Gc doesn't collect?

Any ideas why:

1.times { a = ‘a’*1000};
30.times { GC.start };
print ObjectSpace.each_object{|o| print o}

prints out ‘aaaaaaaaaaaaaaaaaaaaaaaaaaaaaaaa…’ despite the fact that
the a’s should have been collected?
Thanks! More question to come, most likely.
-R

On Jul 30, 2008, at 17:13 PM, Roger P. wrote:

Any ideas why:

1.times { a = ‘a’*1000};
30.times { GC.start };
print ObjectSpace.each_object{|o| print o}

prints out ‘aaaaaaaaaaaaaaaaaaaaaaaaaaaaaaaa…’ despite the fact that
the a’s should have been collected?

Ruby’s garbage collector walks the C stack looking for values that
appear to point to the ruby heap. Ruby thinks you still have a
reference to your string because of this.

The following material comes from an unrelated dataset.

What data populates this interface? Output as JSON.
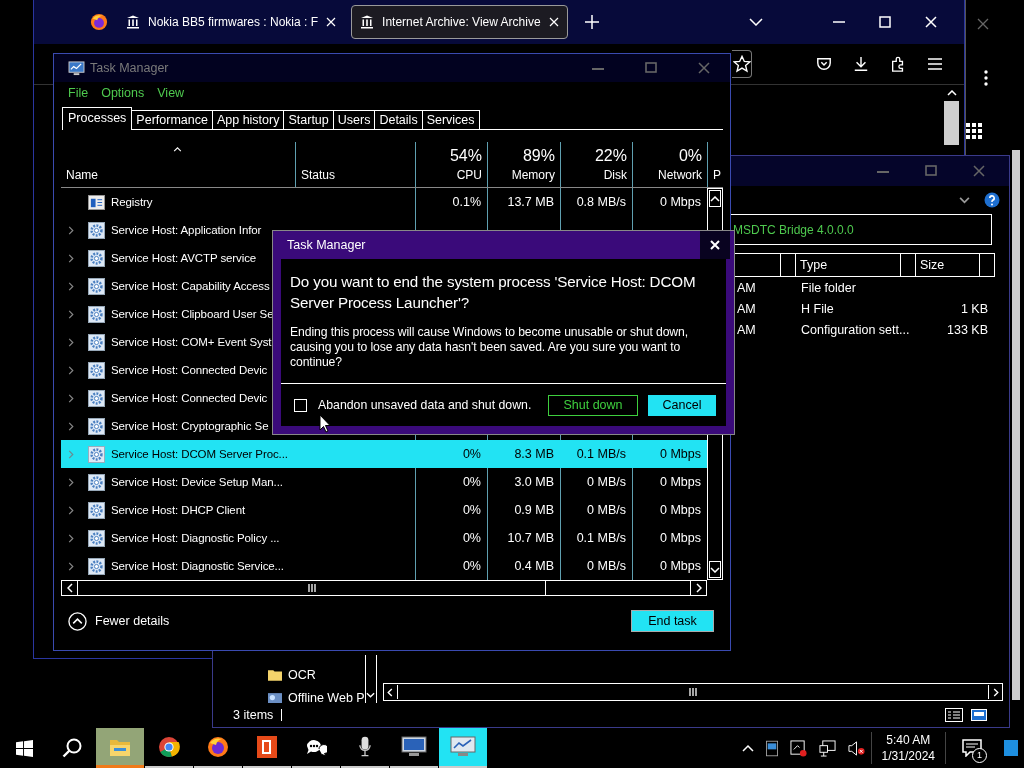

On Jul 30, 2008, at 17:40 , Eric H. wrote:

Ruby’s garbage collector walks the C stack looking for values that
appear to point to the ruby heap. Ruby thinks you still have a
reference to your string because of this.

well… I think in this case it is because he never dereferenced a, so
it is still a valid live object. {} doesn’t scope variables the same
way as in, say, C.

On 31.07.2008, at 02:13, Roger P. wrote:

Any ideas why:

1.times { a = ‘a’*1000};
30.times { GC.start };
print ObjectSpace.each_object{|o| print o}

prints out ‘aaaaaaaaaaaaaaaaaaaaaaaaaaaaaaaa…’ despite the fact that
the a’s should have been collected?

In my opinion GC has not collected ‘a’ at the time you run through your
ObjectSpace.
If you wait longer then ‘a’ will be collected.

this one collects ‘a’ on my machine:

$ ruby -e "1.times { a = ‘a’*1000};
32.times { GC.start; sleep(1) };
print ObjectSpace.each_object{|o| print o}
"

regards, Sandor
Szücs

The thing with garbage collection (in most languages, I don’t know about
Ruby specifically) is that it happens when the intepreter/compiler feels
like doing it, not when you tell it to do it. When it “feels like doing
it” could depend on a lot of factors. (I imagine it as being a low
priority child process.)

As far as I know there’s no way to force garbage collection to happen,
although on the face of it this would seem to be a useful facility.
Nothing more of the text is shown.